Certain extreme weather events can already be attributed to climate change, according to the report, including several deadly heat waves and the current California drought.
On Reddit this morning, some brainiacs from the Lancet Commission on Public Health and Climate answered some environmental/climate change questions, and this reply to resignation on the final impact of global warming:
So I responded to someone else here about that: overcoming climate fatalism is an interesting issue, as usually we focus on getting people to understand, but these people feel that they understand too much and are discouraged.
The big thing to remember is that we are not “doomed.”
We have so many solutions available, and translating that worry into action is important.
Everyone cries optimism — yeah, there’s ‘many solutions‘ to a rapidly-deteriorating environment worldwide, but can mankind pull it off? These guys are responding on climate — even climate change itself is exacerbated by other factors, too. And the big, big concern, ‘…translating that worry into action is important,’ and should be humanity’s only goal right now.
Get a handle on our climate, then we can go back to hating and killing one another full-steam.
The Reddit Q&A was way-interesting, but no revelations or disclosures about anything — more for people who haven’t been keeping up with the subject.
Problem be, however, the shit get’s worse nearly by the day — now about every week or so, some new report on some just recognized piece of evidence.

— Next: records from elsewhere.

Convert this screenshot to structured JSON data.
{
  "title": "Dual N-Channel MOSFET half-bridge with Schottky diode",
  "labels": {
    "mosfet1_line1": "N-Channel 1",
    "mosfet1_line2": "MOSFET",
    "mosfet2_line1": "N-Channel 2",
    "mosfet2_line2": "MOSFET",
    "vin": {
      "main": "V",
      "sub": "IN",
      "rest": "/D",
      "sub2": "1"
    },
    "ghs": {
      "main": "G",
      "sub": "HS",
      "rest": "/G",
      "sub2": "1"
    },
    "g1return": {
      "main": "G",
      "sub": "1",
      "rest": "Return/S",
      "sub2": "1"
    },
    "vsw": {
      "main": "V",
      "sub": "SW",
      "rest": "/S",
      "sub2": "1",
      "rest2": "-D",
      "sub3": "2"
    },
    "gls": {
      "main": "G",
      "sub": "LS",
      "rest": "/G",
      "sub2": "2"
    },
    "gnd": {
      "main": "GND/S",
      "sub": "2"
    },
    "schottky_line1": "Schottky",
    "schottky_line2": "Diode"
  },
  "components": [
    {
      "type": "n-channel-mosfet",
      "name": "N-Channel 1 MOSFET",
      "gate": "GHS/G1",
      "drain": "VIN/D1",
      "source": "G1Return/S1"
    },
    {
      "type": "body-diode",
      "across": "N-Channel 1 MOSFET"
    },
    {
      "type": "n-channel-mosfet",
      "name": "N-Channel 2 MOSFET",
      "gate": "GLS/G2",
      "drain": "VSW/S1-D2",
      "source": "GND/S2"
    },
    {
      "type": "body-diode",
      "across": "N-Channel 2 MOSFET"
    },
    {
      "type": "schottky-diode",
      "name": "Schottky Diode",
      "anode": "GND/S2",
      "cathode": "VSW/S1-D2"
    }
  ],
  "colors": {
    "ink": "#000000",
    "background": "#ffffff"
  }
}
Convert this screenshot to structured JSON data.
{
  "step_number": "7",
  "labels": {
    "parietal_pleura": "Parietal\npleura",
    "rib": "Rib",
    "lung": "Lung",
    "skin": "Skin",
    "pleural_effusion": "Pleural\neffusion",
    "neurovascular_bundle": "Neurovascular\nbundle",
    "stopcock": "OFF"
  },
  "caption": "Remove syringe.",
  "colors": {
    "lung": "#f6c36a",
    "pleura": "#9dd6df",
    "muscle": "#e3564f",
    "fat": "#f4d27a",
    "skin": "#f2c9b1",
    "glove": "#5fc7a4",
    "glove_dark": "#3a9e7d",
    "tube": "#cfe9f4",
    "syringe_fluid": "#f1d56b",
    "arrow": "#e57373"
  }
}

Just in the past two weeks…
From Climate Progress:
But a new study, published in Nature Climate Change, argues that shortcomings in the understanding of how climate change and atmospheric circulation interact shouldn’t stop us from asking a different question: did climate change play a part in worsening the weather event, even if it would have occurred without climate change?
The answer is yes…similar to salt on an open wound.
And from EurekAlert
A new study by physical oceanographers at Woods Hole Oceanographic Institution (WHOI), published in the Journal of Geophysical Research, shows that water temperatures in this continental shelf region have been trending upward, with unprecedented warming occurring over the last 13 years.
The study also suggests a connection between sea level anomalies and water temperature along the continental shelf.